Un altro timore comune riguarda l’ago utilizzato per il prelievo degli ovociti, percepito come “lungo” e quindi potenzialmente doloroso. È importante chiarire che solo una piccola parte dell’ago viene effettivamente introdotta nel corpo, e sempre sotto controllo ecografico e in anestesia. Il dolore non viene avvertito e, nel post-operatorio, eventuali fastidi sono generalmente lievi e gestibili con terapia analgesica.

 

 

Un aspetto spesso sottovalutato, ma cruciale per il buon esito del percorso, è la partecipazione attiva della coppia. Presentarsi in due agli appuntamenti non è solo una questione simbolica o affettiva, ma ha un valore concreto: facilita la comprensione delle informazioni mediche, alleggerisce il carico emotivo e rinforza l’alleanza di coppia.
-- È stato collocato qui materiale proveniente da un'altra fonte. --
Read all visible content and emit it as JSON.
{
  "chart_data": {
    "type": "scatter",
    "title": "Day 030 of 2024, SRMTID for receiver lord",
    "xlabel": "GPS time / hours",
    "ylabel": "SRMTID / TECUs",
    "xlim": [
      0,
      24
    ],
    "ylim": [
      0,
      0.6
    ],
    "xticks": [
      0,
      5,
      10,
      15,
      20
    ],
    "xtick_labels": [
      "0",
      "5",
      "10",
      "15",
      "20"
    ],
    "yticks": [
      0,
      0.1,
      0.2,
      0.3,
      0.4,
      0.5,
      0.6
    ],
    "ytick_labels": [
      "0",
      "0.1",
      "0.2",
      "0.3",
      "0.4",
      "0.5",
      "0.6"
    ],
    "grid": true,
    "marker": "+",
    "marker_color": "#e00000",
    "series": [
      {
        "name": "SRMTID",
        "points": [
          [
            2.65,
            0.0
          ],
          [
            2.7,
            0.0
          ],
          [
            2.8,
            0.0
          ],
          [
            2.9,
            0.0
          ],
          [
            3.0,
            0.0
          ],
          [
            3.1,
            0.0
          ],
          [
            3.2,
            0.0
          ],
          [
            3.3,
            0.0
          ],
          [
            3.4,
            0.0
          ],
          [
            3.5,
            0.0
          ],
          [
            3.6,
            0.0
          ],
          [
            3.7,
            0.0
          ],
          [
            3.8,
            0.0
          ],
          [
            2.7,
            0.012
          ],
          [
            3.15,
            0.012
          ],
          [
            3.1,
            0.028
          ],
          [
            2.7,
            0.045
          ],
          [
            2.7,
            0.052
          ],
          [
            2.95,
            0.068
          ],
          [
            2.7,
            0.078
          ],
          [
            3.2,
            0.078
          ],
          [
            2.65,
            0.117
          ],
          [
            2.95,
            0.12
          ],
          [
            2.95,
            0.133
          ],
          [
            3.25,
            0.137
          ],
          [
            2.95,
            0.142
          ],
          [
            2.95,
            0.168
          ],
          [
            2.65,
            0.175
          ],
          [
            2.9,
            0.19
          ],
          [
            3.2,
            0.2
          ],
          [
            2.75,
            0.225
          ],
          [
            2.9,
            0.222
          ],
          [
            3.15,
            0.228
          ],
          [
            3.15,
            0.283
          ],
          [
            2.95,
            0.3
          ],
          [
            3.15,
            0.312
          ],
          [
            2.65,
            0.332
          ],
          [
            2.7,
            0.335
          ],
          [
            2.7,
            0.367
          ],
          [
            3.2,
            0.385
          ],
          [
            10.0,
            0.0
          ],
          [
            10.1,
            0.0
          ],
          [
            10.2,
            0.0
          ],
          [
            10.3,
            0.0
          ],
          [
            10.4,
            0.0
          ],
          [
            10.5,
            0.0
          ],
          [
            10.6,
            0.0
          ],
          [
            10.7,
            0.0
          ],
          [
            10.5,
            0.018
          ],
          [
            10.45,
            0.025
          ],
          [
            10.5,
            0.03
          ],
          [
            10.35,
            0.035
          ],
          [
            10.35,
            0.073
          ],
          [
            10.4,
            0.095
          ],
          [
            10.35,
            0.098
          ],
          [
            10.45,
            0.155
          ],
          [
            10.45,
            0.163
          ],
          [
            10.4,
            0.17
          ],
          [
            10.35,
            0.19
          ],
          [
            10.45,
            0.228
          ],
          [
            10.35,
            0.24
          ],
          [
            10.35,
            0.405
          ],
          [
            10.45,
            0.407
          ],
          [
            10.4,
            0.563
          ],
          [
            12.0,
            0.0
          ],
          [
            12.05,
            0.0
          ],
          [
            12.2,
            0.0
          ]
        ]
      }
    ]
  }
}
Spesso accade che il partner – solitamente il compagno o marito – assuma un ruolo di “infermiere della coppia”: gestisce la somministrazione dei farmaci, controlla gli orari delle terapie, sostiene fisicamente ed emotivamente la partner. Questo ruolo, se ben integrato e condiviso, può diventare un’occasione di crescita e coesione, trasformando una sfida clinica in un’esperienza di profonda connessione.

 

 

 

Infine, è essenziale ricordare che ogni percorso di PMA è altamente personalizzato. Non esistono protocolli “standard” validi per tutti: le decisioni cliniche vengono prese sulla base della storia medica, ormonale e psicologica di ciascuna coppia. Per questo, fare domande, chiedere chiarimenti, esprimere dubbi non è mai fuori luogo: è un diritto, oltre che una risorsa fondamentale per vivere il trattamento con maggiore serenità.

 

In conclusione, numerosi studi indicano che quando la coppia affronta il percorso di PMA con un adeguato supporto psicologico integrato all’équipe medica, migliora non solo il benessere emotivo e relazionale, ma anche la capacità di aderire in modo più consapevole e stabile al trattamento.

Lo psicologo entra in gioco fin dalla fase decisionale — aiutando a comprendere le procedure, a esplorare motivazioni e aspettative — e rimane accanto nel momento della terapia, dell’attesa dell’esito, e anche in caso di esito negativo.

È proprio questa collaborazione tra la parte tecnica (stimolazione ormonale, prelievo, transfer) e la parte emotiva (gestione dell’ansia, comunicazione di coppia, elaborazione di lutto) che consente alla coppia non solo di ‘subire’ il percorso, ma di viverlo in modo più proattivo, informato e resiliente.

Conoscere le procedure, comprendere le motivazioni mediche dietro ogni fase, e sentirsi autorizzati a chiedere, sono i primi passi per affrontare la PMA non solo con speranza, ma con consapevolezza. E la consapevolezza – in medicina come nella vita – è spesso il miglior antidoto alla paura.